Autre exemple, les deux seules raisons officielles qui m’ont été données pour ne pas me nommer directeur du TNB c’est que j’étais trop « jeune » et trop « enthousiaste ». Ma peine ne vient pas de ne pas être directeur du TNB, elle vient du fait que la politique culturelle d’alors n’a pas fait confiance à la jeunesse et a trouvé que l’enthousiasme n’était pas positif. Mon rêve est de porter un projet, d’avoir un bâtiment, une équipe, un budget et d’avoir un territoire dont on a la charge.
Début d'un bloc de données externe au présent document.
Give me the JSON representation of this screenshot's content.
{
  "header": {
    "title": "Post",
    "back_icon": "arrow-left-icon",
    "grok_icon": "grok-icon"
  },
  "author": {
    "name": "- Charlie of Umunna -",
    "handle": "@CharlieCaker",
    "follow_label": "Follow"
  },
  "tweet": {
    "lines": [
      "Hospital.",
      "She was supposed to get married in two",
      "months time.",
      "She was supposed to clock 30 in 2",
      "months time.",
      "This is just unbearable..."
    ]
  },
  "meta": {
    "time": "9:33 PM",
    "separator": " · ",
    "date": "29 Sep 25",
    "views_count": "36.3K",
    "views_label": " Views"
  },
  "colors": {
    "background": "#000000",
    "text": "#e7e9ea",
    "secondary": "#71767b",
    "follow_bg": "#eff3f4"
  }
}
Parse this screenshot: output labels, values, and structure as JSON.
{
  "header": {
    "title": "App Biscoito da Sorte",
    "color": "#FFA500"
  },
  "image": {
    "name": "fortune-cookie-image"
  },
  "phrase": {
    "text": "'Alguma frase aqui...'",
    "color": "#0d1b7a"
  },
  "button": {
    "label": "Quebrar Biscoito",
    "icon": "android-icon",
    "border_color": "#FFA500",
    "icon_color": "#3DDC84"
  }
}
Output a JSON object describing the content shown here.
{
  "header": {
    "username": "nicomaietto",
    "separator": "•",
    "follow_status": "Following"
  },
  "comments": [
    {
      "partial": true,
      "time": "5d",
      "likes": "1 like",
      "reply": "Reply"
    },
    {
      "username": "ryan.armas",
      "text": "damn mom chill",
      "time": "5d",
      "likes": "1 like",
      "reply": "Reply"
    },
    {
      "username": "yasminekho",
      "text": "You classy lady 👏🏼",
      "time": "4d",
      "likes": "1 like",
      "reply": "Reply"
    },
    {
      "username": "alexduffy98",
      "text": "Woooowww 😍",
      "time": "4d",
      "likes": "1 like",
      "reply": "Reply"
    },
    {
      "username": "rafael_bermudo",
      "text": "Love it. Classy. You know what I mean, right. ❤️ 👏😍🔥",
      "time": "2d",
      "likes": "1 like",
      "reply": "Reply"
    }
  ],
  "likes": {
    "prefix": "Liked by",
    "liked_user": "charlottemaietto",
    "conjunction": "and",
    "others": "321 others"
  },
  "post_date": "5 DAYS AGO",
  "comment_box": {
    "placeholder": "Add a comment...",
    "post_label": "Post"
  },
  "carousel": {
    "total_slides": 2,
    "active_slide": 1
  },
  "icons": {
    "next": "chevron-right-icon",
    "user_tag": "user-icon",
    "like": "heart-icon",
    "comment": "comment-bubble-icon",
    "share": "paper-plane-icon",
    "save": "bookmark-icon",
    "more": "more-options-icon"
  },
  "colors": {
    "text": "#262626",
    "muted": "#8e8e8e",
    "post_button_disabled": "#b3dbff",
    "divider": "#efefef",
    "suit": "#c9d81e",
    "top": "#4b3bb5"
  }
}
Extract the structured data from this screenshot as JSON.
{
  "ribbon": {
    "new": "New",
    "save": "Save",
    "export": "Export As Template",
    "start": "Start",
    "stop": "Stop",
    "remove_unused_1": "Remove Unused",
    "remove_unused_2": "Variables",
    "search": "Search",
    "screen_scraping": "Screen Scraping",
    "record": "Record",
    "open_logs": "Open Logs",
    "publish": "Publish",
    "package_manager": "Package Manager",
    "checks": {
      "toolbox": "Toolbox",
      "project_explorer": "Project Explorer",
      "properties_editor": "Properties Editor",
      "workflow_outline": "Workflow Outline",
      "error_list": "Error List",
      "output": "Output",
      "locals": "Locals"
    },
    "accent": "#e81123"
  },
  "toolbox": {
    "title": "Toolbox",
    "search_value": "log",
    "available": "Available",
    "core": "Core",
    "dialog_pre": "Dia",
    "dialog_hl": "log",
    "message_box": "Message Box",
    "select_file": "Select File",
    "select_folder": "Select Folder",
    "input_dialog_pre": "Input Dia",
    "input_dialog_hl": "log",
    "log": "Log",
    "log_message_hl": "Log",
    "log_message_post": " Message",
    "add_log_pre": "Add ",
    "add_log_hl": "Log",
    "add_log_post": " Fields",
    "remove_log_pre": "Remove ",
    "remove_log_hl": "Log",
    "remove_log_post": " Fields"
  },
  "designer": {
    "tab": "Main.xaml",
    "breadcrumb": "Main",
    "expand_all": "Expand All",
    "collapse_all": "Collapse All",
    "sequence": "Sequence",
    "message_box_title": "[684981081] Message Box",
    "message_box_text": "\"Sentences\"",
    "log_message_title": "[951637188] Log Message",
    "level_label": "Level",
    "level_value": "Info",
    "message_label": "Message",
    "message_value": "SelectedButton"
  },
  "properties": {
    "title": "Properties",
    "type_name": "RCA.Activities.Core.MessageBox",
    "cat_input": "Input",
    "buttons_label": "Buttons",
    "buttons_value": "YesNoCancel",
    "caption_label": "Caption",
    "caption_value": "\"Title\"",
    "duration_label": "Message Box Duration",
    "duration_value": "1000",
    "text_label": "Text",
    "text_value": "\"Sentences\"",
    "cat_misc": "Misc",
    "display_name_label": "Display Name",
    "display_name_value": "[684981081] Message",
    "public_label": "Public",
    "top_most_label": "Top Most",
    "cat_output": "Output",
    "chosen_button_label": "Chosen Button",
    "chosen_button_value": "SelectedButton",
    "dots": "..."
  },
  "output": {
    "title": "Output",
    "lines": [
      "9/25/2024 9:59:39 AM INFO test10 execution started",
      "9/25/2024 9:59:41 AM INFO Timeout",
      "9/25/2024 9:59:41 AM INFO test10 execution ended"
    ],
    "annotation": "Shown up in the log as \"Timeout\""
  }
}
Le projet du TNB était construit sur mesure, je connais ce territoire depuis dix ans. Dans le théâtre public, quand un spectacle fonctionne, on ne sait pas quoi en faire, le réseau public n’a plus la possibilité de longues exploitations, il faut donc renouveler sans cesse pour donner de nouveaux spectacles. Par exemple, 2 400 personnes ont vu Henry VI à Paris, c’est très peu et c’est dommage pour toutes les autres personnes qui auraient eu envie de le voir. Le théâtre privé n’a pas les missions du théâtre public mais il a des vertus comme celle de permettre de longues exploitations et d’ailleurs il l’a bien compris. Moi-même je pars du principe que plus on joue les spectacles, plus ils se bonifient alors je pourrais tout à fait accepter d’y jouer.

Fantasio mis en scène par Thomas Jolly (2017) © Pierre Grosbois.

À partir de 2016, vous travaillez sur des opéras. Quels sentiments en gardez-vous ?

Quand j’arrive à l’Opéra Garnier pour la mise en scène d’Eliogabalo je me rends compte que je ne sais pas faire d’opéra et personne ne m’en donne les clés. Cela ne marche pas du tout comme une pièce de théâtre et je m’en rends vite compte. C’est le spectacle que j’ai le plus anticipé et travaillé et c’est celui que j’ai vu le plus tard, je l’ai en réalité découvert avec le public. Je n’en suis pas content, tout l’aspect de la mise en scène est raté.

Je commence Fantasio pour l’Opéra Comique en étant crispé suite à cette expérience compliquée et là, le triomphe est au rendez-vous.

Comment vous définiriez-vous en tant que metteur en scène ?

Je suis un metteur en scène qui met à la poubelle tout ce qu’il a appris sur une création avant d’en commencer une autre, j’estime être un traducteur de la volonté d’un auteur. Quand il est vivant je lui demande, mais quand il est mort, j’essaye de deviner au mieux. Je suis un traducteur scénique. Ce n’est pas un effacement de ma part, c’est une forme de servitude et c’est de là que vient mon plaisir. Le texte que je mets en scène dit des choses que j’ai envie de dire. Je cherche la solution la plus poétique scéniquement, un dispositif pour mettre en valeur le texte.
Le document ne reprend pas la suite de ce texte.